Wednesday, January 15, 2020

The Men Who Change the World, by Christopher East

[Lightspeed]
★★★☆☆ Honorable Mention

(Alternate Reality) In a slightly different 1990s USA, Adam has a boring job doing data entry for one of the biggest companies in the world, when one night a stranger offers him a drink that changes everything. (7,252 words; Time: 24m)


"The Men Who Change the World," by (edited by John Joseph Adams), appeared in issue 116, published on .

Mini-Review (click to view--possible spoilers)

Review: 2020.036 (A Word for Authors)

Pro: Adam takes a drink from a stranger in a world where it seems everyone has a job, and if you don’t like the job, they’ll move you to one you might like better. And there’s a stipend if your job doesn’t pay quite enough. And there haven’t been any wars in a long time. And somehow, it’s all connected to Adam’s company, Ubiquity.

It’s a world that seems to have a lot to recommend it—except that Adam feels like a failure, and the future looks dull. So when a stranger offers him a drink, and that drink lets him see things he didn’t see before, he’s ready to try to do things to bring down Ubiquity.

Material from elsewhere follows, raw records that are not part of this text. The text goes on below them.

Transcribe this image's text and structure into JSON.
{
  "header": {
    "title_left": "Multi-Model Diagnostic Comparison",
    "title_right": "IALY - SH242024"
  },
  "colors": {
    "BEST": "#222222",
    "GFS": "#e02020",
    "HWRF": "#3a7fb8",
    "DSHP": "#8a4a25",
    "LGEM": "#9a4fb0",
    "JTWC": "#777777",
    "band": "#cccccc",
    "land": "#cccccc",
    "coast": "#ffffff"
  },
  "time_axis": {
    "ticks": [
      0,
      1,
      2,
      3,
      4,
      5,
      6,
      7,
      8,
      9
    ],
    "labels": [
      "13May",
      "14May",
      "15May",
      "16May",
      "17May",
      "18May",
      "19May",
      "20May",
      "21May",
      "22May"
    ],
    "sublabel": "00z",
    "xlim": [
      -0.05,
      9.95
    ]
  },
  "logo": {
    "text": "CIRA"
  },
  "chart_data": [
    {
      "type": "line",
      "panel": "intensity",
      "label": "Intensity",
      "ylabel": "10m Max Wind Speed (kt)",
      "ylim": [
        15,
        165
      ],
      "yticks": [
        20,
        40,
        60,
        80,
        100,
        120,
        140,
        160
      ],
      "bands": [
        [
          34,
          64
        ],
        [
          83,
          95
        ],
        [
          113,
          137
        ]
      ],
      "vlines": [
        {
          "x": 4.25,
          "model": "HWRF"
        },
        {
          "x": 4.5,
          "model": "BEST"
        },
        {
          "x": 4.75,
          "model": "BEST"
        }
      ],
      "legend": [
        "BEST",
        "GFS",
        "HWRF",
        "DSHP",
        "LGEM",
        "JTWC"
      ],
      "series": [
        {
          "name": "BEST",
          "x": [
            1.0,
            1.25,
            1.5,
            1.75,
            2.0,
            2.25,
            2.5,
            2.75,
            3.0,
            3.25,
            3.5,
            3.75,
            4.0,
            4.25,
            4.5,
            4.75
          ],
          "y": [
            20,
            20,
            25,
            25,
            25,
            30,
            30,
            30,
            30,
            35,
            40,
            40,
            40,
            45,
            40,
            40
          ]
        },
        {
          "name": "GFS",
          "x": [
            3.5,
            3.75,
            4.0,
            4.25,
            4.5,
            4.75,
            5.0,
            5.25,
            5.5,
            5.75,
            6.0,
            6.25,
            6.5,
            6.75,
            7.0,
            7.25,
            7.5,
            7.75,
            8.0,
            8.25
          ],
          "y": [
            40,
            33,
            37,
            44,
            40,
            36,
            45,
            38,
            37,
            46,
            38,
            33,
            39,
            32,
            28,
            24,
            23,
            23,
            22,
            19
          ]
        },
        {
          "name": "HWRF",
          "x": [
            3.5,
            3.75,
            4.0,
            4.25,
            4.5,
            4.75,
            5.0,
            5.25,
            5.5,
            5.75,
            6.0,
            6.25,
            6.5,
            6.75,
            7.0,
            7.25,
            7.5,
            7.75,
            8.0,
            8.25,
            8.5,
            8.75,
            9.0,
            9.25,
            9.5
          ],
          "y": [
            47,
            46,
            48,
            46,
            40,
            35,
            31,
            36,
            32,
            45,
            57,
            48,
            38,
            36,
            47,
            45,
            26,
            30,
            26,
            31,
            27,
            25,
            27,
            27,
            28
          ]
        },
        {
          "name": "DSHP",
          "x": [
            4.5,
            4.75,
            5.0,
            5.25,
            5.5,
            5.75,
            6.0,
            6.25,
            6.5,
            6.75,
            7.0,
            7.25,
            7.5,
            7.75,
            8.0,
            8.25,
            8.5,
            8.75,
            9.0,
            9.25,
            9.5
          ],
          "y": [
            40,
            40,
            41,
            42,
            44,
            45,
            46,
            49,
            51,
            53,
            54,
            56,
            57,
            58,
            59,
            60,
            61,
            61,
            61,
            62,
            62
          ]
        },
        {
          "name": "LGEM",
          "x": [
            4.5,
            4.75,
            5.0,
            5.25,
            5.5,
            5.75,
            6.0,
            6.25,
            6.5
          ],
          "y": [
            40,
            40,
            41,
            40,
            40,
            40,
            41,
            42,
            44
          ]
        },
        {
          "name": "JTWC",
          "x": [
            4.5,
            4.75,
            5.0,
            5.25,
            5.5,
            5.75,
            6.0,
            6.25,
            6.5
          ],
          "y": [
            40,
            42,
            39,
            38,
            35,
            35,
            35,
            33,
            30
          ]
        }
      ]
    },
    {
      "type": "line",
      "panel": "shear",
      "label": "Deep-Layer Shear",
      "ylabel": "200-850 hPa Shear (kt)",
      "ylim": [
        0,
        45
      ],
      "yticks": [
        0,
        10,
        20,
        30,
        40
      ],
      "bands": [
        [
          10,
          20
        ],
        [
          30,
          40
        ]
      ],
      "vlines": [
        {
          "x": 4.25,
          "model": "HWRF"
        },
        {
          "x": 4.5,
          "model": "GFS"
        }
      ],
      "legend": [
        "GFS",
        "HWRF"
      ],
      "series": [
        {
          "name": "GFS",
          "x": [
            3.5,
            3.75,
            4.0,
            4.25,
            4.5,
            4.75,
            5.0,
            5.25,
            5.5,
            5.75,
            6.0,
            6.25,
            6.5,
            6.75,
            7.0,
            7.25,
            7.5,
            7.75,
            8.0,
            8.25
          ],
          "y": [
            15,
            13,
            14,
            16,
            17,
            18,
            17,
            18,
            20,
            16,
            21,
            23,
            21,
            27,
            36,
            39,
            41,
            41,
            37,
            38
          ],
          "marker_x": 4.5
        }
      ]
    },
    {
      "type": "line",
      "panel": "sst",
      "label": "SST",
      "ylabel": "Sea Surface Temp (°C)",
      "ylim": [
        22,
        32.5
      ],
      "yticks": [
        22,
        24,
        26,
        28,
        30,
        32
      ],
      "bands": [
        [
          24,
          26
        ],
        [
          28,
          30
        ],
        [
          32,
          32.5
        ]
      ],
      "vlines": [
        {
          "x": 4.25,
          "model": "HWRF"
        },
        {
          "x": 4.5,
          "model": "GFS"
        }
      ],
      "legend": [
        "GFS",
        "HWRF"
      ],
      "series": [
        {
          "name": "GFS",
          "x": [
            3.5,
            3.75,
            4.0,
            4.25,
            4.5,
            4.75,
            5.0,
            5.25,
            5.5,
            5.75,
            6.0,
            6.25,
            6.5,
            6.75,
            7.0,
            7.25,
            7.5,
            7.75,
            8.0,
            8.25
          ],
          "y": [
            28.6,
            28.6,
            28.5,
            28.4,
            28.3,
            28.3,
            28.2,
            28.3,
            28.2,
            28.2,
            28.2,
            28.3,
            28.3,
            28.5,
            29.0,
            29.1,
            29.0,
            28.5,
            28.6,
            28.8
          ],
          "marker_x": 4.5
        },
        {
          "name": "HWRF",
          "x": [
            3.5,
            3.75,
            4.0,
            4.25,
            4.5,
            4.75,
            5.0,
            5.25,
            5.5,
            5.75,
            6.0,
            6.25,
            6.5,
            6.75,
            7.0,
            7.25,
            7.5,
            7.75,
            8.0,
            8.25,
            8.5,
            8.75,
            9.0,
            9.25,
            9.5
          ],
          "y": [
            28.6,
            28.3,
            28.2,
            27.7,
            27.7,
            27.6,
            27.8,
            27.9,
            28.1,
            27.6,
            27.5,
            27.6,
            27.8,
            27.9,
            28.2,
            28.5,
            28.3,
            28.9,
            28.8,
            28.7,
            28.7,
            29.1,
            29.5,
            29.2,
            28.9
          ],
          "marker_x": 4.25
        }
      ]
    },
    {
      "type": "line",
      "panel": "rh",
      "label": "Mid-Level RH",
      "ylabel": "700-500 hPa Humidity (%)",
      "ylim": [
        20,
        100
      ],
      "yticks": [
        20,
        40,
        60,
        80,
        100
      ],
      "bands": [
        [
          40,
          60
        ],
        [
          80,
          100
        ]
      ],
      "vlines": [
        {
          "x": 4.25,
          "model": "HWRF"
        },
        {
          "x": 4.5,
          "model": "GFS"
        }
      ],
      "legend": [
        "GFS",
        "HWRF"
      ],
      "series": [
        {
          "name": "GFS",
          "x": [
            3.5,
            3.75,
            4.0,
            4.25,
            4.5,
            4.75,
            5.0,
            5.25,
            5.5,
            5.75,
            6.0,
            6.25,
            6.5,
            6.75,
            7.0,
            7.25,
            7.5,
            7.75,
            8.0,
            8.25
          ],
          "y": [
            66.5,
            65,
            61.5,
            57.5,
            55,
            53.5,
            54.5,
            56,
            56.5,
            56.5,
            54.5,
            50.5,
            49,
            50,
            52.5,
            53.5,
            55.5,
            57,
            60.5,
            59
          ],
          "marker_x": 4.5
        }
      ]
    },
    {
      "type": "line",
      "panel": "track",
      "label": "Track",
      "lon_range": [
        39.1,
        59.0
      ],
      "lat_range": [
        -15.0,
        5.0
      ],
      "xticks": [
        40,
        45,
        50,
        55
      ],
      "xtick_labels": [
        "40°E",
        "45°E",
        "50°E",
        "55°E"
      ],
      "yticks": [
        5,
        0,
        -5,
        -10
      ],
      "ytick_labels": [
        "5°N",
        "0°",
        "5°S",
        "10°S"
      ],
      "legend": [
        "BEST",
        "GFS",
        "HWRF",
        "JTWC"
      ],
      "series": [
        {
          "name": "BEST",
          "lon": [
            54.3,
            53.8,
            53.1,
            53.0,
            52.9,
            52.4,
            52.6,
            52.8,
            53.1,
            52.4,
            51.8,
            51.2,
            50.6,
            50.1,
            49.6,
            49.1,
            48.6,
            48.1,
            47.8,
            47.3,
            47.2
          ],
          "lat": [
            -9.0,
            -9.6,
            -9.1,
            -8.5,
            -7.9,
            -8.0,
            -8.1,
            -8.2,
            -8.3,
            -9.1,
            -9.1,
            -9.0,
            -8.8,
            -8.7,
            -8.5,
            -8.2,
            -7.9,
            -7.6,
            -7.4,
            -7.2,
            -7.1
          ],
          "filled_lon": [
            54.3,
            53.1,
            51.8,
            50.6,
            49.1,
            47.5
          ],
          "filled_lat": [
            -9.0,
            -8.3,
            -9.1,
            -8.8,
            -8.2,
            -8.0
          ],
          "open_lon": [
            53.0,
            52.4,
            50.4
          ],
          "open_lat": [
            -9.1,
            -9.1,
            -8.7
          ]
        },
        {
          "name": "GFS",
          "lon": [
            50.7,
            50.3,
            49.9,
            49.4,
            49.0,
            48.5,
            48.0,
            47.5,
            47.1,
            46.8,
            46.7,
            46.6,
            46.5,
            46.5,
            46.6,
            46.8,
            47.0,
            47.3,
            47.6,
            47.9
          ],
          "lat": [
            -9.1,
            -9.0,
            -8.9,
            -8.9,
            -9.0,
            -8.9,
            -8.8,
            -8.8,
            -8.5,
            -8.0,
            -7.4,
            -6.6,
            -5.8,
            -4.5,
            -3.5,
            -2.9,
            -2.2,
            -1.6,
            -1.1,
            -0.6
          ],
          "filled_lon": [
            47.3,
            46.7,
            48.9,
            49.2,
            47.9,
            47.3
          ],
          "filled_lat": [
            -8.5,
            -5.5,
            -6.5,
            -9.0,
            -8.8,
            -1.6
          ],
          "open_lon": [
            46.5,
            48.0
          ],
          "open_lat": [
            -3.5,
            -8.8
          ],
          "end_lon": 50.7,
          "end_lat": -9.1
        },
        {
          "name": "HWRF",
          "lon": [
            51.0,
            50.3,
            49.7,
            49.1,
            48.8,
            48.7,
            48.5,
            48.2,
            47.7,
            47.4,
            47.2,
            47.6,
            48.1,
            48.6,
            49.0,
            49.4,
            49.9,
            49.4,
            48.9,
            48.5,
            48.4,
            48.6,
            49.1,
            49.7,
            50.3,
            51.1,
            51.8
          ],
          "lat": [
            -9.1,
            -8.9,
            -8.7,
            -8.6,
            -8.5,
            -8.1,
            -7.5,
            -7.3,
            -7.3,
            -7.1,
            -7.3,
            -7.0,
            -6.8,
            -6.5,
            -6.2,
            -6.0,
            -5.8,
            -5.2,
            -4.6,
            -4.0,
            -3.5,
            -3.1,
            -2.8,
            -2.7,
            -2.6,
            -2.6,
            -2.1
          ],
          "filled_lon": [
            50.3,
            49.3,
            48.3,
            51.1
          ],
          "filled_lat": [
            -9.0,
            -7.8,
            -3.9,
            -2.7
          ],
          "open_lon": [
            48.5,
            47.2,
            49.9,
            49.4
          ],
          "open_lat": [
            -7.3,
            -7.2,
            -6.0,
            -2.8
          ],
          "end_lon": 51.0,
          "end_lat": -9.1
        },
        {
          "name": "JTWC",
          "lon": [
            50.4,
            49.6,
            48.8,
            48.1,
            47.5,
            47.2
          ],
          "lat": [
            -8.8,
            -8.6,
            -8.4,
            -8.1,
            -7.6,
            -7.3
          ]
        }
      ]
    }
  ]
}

The cloak-and-dagger while he investigates the place is both interesting and exciting, with just the right amount of tension. But it’s also fun getting hints about how this version of reality differed from our reality.

Con: The Ubiquity people do have a point; they’ve got a peaceful, prosperous world. It does make sense to want to protect it.

Adam is enough of a loser that it’s hard to root for him, especially at the end, when he’s ready to ruin it for everyone else—with no assurance that this will really help him personally at all.